President of UNIST, South Korea
- In office 2019–2024

Personal details
- Born: 12 July 1955 (age 71) South Korea
- Education: Seoul National University, University of Pennsylvania, USA
- Profession: University president, electrical engineer
- Education: Seoul National University, University of Pennsylvania, USA
- Fields: Signal processing
- Workplaces: KAIST, UNIST
- Thesis: (1984)

Korean name
- Hangul: 이용훈
- RR: I Yonghun
- MR: I Yonghun

= Yong Hoon Lee =

South Korean academic

Yong Hoon Lee (born 12 July 1955) was the President of Ulsan National Institute of Science and Technology, South Korea.
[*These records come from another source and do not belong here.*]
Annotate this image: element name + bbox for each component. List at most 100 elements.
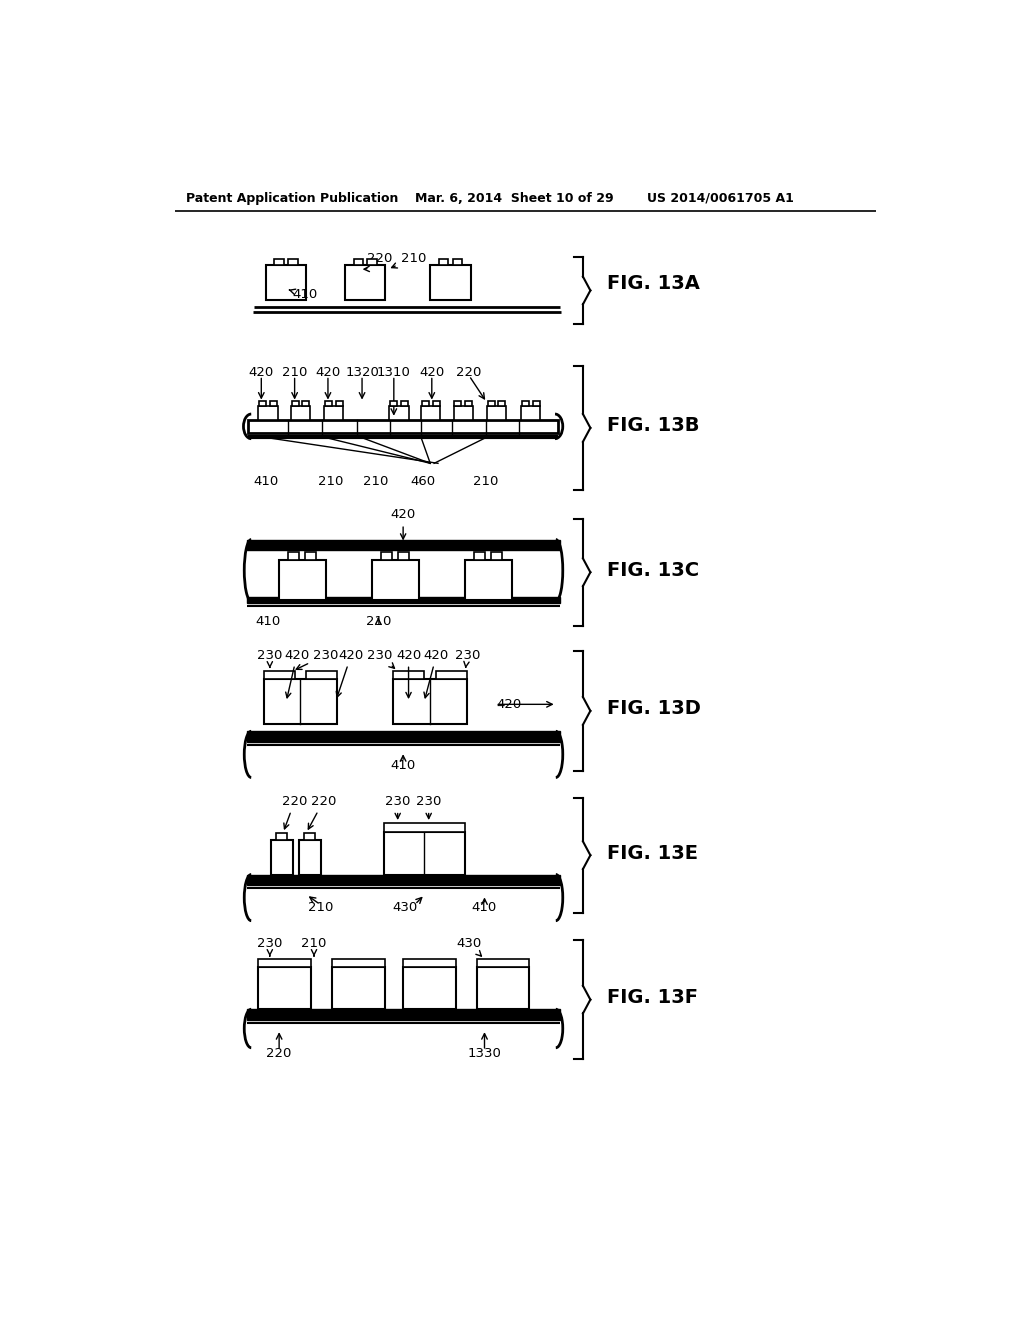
Bar bbox=[332, 966, 385, 1010]
Bar bbox=[521, 401, 528, 407]
Text: 430: 430 bbox=[393, 902, 418, 915]
Text: 410: 410 bbox=[256, 615, 281, 628]
Text: 210: 210 bbox=[366, 615, 391, 628]
Text: FIG. 13A: FIG. 13A bbox=[607, 273, 699, 293]
Text: 1310: 1310 bbox=[377, 366, 411, 379]
Bar bbox=[345, 265, 385, 300]
Text: 410: 410 bbox=[390, 759, 416, 772]
Text: 220: 220 bbox=[365, 252, 392, 272]
Bar bbox=[477, 966, 529, 1010]
Text: 230: 230 bbox=[257, 937, 283, 956]
Bar bbox=[247, 731, 560, 742]
Text: 210: 210 bbox=[473, 475, 499, 488]
Bar bbox=[421, 407, 440, 420]
Text: 210: 210 bbox=[282, 366, 307, 379]
Text: 1330: 1330 bbox=[468, 1047, 502, 1060]
Bar bbox=[403, 966, 456, 1010]
Bar bbox=[291, 407, 310, 420]
Bar bbox=[390, 401, 397, 407]
Bar bbox=[263, 678, 337, 723]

He is an electrical engineer specializing in wireless communications and signal processing.

==Early life==
Lee received his bachelor's and master's degree in electrical and computer engineering from Seoul National University, Korea in 1978 and 1980 respectively. In 1984, Lee received his Ph.D. degree in electrical and computer engineering from the University of Pennsylvania, USA.

==Career==
From 1984 to 1988, Lee joined the SUNY, Buffalo, NY, as an assistant professor in electrical and computer engineering.
In 1989, he joined KAIST as a faculty member. From 2004 to 2005, he became Head of the Electrical Engineering Department. From 2005 to 2011, he became Dean of the College of Engineering. From 2011 to 2013, he became Provost of KAIST. In 2019, Lee became the 4th President of UNIST.

==Awards==
Lee has received numerous awards, including the distinguished service medal from Institute of Electronics, Korea and the Presidential Citation from the President of South Korea.